Export X bookmarks, likes, and authored tweets into a local archive.

These details have not been verified by PyPI

Project links

Project description

tweetxvault

A Python CLI tool for archiving your Twitter/X bookmarks, likes, and authored tweets into a local LanceDB database. Runs unattended via cron, supports incremental sync with crash-safe resume, and preserves raw API responses so you never lose data.

Features

Incremental sync — fetches only new items by default; resumes interrupted backfills automatically
Raw capture preservation — every API response page is stored verbatim alongside parsed tweet records
Secondary object extraction — archives canonical tweet objects, attached-tweet relations, media metadata, URL refs, and article payloads alongside collection memberships
Crash-safe checkpoints — sync state advances atomically with data writes; safe to kill mid-run
Full-text and semantic search — built-in FTS (tantivy) and optional ONNX-based vector embeddings for hybrid search
Automatic query ID discovery — scrapes Twitter's JS bundles to stay current with GraphQL endpoint changes
Browser cookie extraction — reads session cookies from Firefox plus Chromium-family browsers like Chrome, Chromium, Brave, Edge, Opera, Opera GX, Vivaldi, and Arc
Rate limit handling — exponential backoff, cooldown periods, and configurable retry limits
Export — export your archive to JSON or a self-contained HTML viewer

Requirements

Python 3.12+
uv (recommended) or pip
Unix-like runtime only today (Linux/macOS). Windows is not supported yet because the CLI currently depends on fcntl, resource, and strftime("%-d").
A Twitter/X account logged in via Firefox or a supported Chromium-family browser, or session cookies obtained manually

Installation

Install from PyPI:

pip install tweetxvault

To enable semantic search (vector embeddings):

pip install "tweetxvault[embed]"

Install from source:

git clone https://github.com/lhl/tweetxvault.git
cd tweetxvault
uv sync

To enable semantic search from source:

uv sync --extra embed

This installs onnxruntime, tokenizers, and huggingface-hub. GPU acceleration (CUDA/ROCm) is used automatically when available; CPU works fine too (~150-200 tweets/s).

Authentication

tweetxvault needs your auth_token and ct0 session cookies from Twitter/X. There are three ways to provide them (checked in this order):

1. Environment variables (simplest)

export TWEETXVAULT_AUTH_TOKEN="your_auth_token"
export TWEETXVAULT_CT0="your_ct0_token"
export TWEETXVAULT_USER_ID="your_numeric_user_id"  # required for likes and own-tweet sync

2. Config file

Create ~/.config/tweetxvault/config.toml:

[auth]
auth_token = "your_auth_token"
ct0 = "your_ct0_token"
user_id = "your_numeric_user_id"

3. Browser auto-extraction

If you're logged into x.com in Firefox, Chrome, Chromium, Brave, Edge, Opera, Opera GX, Vivaldi, or Arc, tweetxvault will try them in that order and stop after the first browser profile that yields valid X cookies.

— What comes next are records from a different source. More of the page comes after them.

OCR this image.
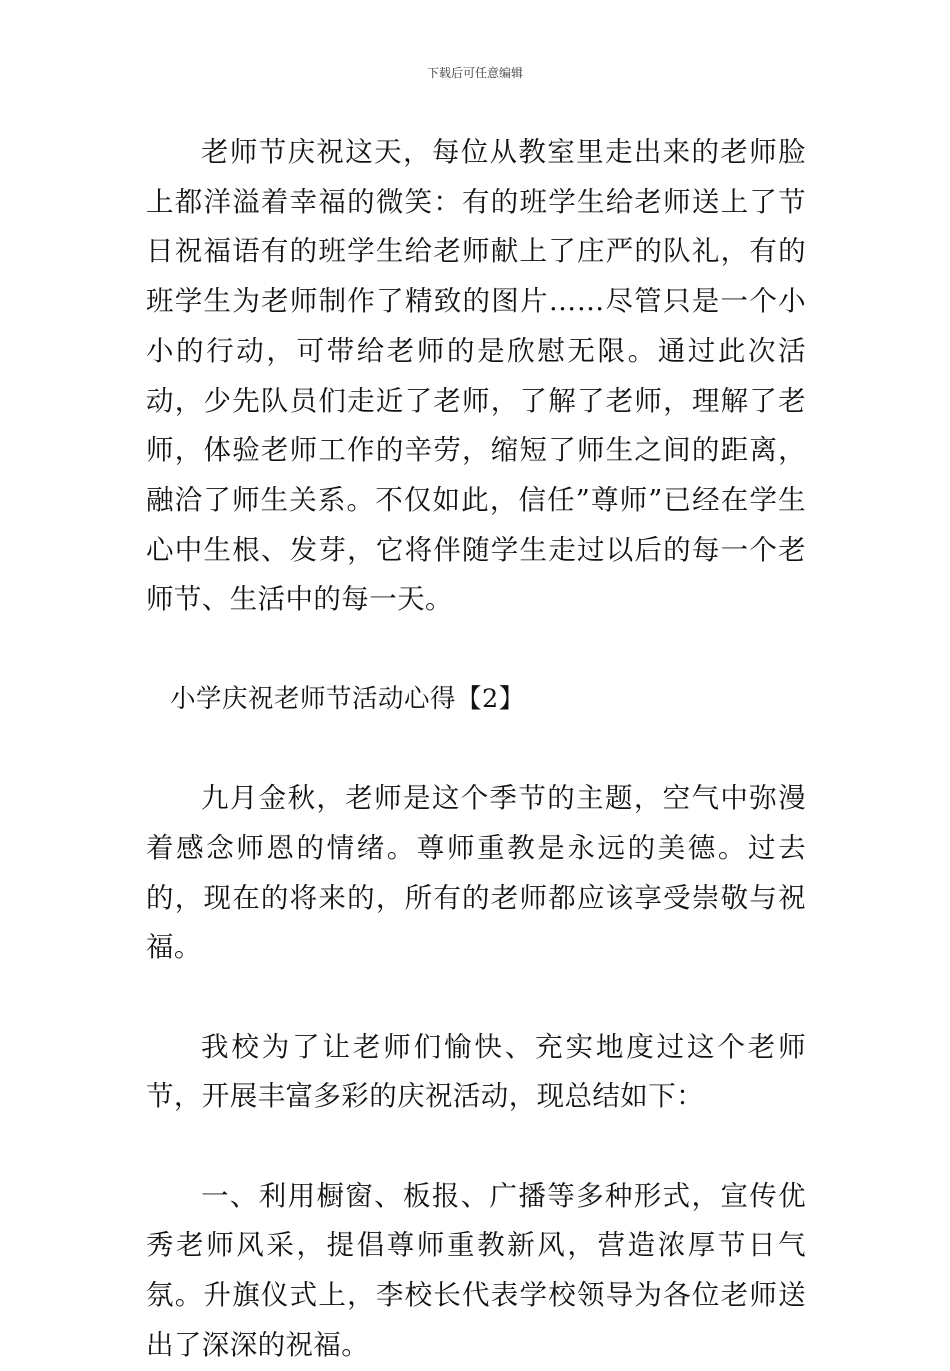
下载后可任意编辑

老师节庆祝这天，每位从教室里走出来的老师脸上都洋溢着幸福的微笑：有的班学生给老师送上了节日祝福语有的班学生给老师献上了庄严的队礼，有的班学生为老师制作了精致的图片……尽管只是一个小小的行动，可带给老师的是欣慰无限。通过此次活动，少先队员们走近了老师，了解了老师，理解了老师，体验老师工作的辛劳，缩短了师生之间的距离，融洽了师生关系。不仅如此，信任”尊师”已经在学生心中生根、发芽，它将伴随学生走过以后的每一个老师节、生活中的每一天。

小学庆祝老师节活动心得【2】

九月金秋，老师是这个季节的主题，空气中弥漫着感念师恩的情绪。尊师重教是永远的美德。过去的，现在的将来的，所有的老师都应该享受崇敬与祝福。

我校为了让老师们愉快、充实地度过这个老师节，开展丰富多彩的庆祝活动，现总结如下：

一、利用橱窗、板报、广播等多种形式，宣传优秀老师风采，提倡尊师重教新风，营造浓厚节日气氛。升旗仪式上，李校长代表学校领导为各位老师送出了深深的祝福。
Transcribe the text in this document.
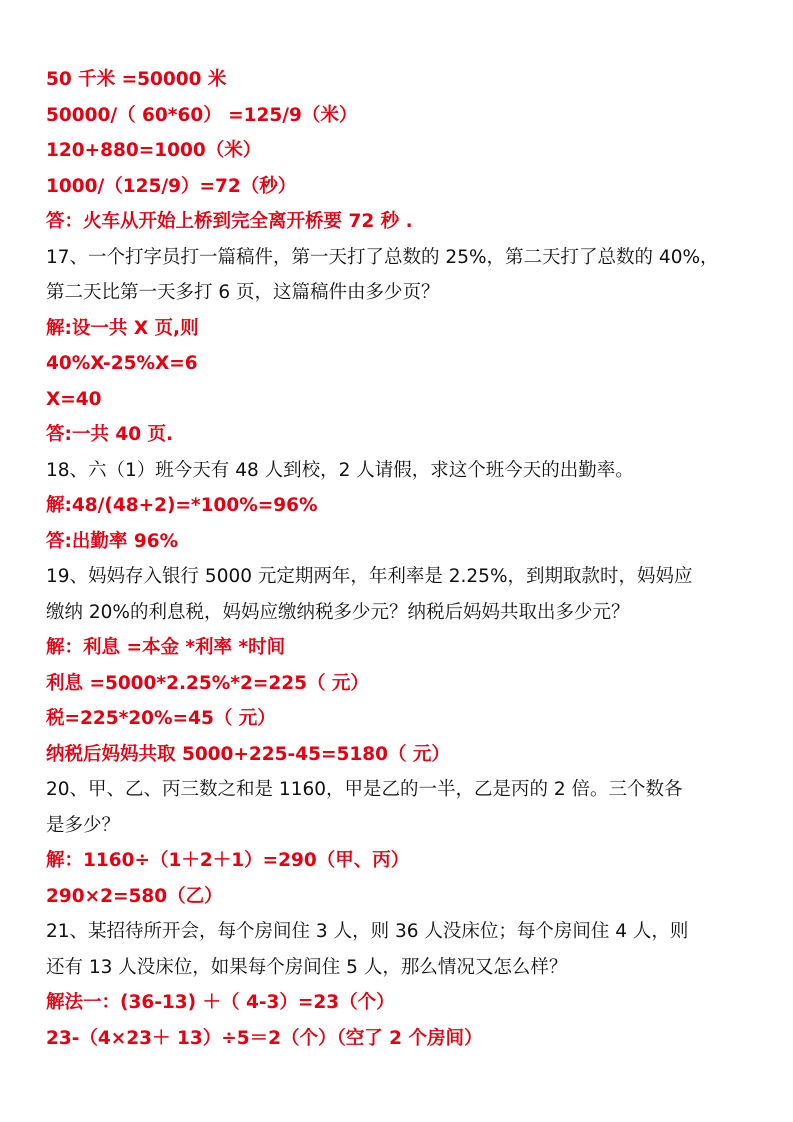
50 千米 =50000 米
50000/（ 60*60） =125/9（米）
120+880=1000（米）
1000/（125/9）=72（秒）
答：火车从开始上桥到完全离开桥要 72 秒 .
17、一个打字员打一篇稿件，第一天打了总数的 25%，第二天打了总数的 40%，
第二天比第一天多打 6 页，这篇稿件由多少页？
解:设一共 X 页,则
40%X-25%X=6
X=40
答:一共 40 页.
18、六（1）班今天有 48 人到校，2 人请假，求这个班今天的出勤率。
解:48/(48+2)=*100%=96%
答:出勤率 96%
19、妈妈存入银行 5000 元定期两年，年利率是 2.25%，到期取款时，妈妈应
缴纳 20%的利息税，妈妈应缴纳税多少元？纳税后妈妈共取出多少元？
解：利息 =本金 *利率 *时间
利息 =5000*2.25%*2=225（ 元）
税=225*20%=45（ 元）
纳税后妈妈共取 5000+225-45=5180（ 元）
20、甲、乙、丙三数之和是 1160，甲是乙的一半，乙是丙的 2 倍。三个数各
是多少？
解：1160÷（1＋2＋1）=290（甲、丙）
290×2=580（乙）
21、某招待所开会，每个房间住 3 人，则 36 人没床位；每个房间住 4 人，则
还有 13 人没床位，如果每个房间住 5 人，那么情况又怎么样？
解法一：(36-13) ＋（ 4-3）=23（个）
23-（4×23＋ 13）÷5＝2（个）（空了 2 个房间）
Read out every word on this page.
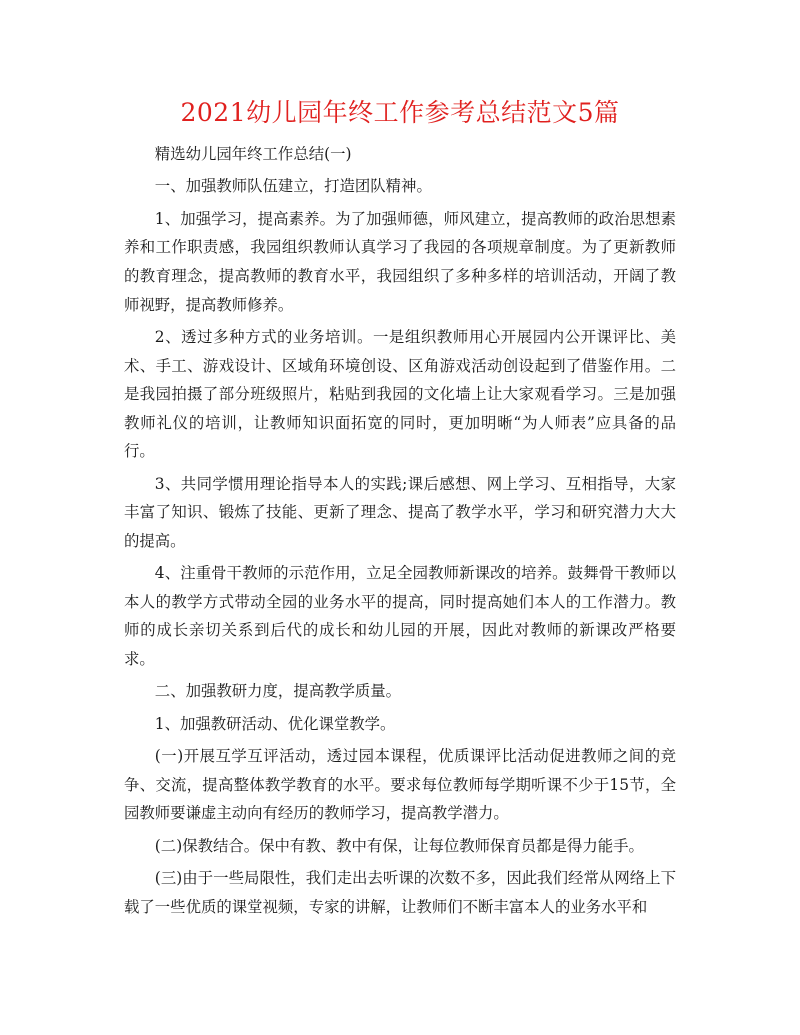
2021幼儿园年终工作参考总结范文5篇

精选幼儿园年终工作总结(一)

一、加强教师队伍建立，打造团队精神。

1、加强学习，提高素养。为了加强师德，师风建立，提高教师的政治思想素养和工作职责感，我园组织教师认真学习了我园的各项规章制度。为了更新教师的教育理念，提高教师的教育水平，我园组织了多种多样的培训活动，开阔了教师视野，提高教师修养。

2、透过多种方式的业务培训。一是组织教师用心开展园内公开课评比、美术、手工、游戏设计、区域角环境创设、区角游戏活动创设起到了借鉴作用。二是我园拍摄了部分班级照片，粘贴到我园的文化墙上让大家观看学习。三是加强教师礼仪的培训，让教师知识面拓宽的同时，更加明晰“为人师表”应具备的品行。

3、共同学惯用理论指导本人的实践;课后感想、网上学习、互相指导，大家丰富了知识、锻炼了技能、更新了理念、提高了教学水平，学习和研究潜力大大的提高。

4、注重骨干教师的示范作用，立足全园教师新课改的培养。鼓舞骨干教师以本人的教学方式带动全园的业务水平的提高，同时提高她们本人的工作潜力。教师的成长亲切关系到后代的成长和幼儿园的开展，因此对教师的新课改严格要求。

二、加强教研力度，提高教学质量。

1、加强教研活动、优化课堂教学。

(一)开展互学互评活动，透过园本课程，优质课评比活动促进教师之间的竞争、交流，提高整体教学教育的水平。要求每位教师每学期听课不少于15节，全园教师要谦虚主动向有经历的教师学习，提高教学潜力。

(二)保教结合。保中有教、教中有保，让每位教师保育员都是得力能手。

(三)由于一些局限性，我们走出去听课的次数不多，因此我们经常从网络上下载了一些优质的课堂视频，专家的讲解，让教师们不断丰富本人的业务水平和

Firefox is read from its profile database directly. Chromium-family browsers use browser-cookie3 for cookie decryption and OS keyring access.

To force a specific browser or profile for one command:

uv run tweetxvault auth check --browser chrome
uv run tweetxvault sync all --browser brave --profile "Profile 2"
uv run tweetxvault sync all --browser firefox --profile-path /path/to/profile

How --browser behaves:

--browser, --profile, and --profile-path force tweetxvault to take auth_token and ct0 from that browser/profile.
user_id still uses the normal precedence order: TWEETXVAULT_USER_ID -> auth.user_id -> browser twid.
That means you can still pin user_id explicitly for likes or authored-tweet sync if needed, even while forcing cookies from a specific browser profile.
If you do not set user_id explicitly, tweetxvault will use the browser profile's twid cookie when available.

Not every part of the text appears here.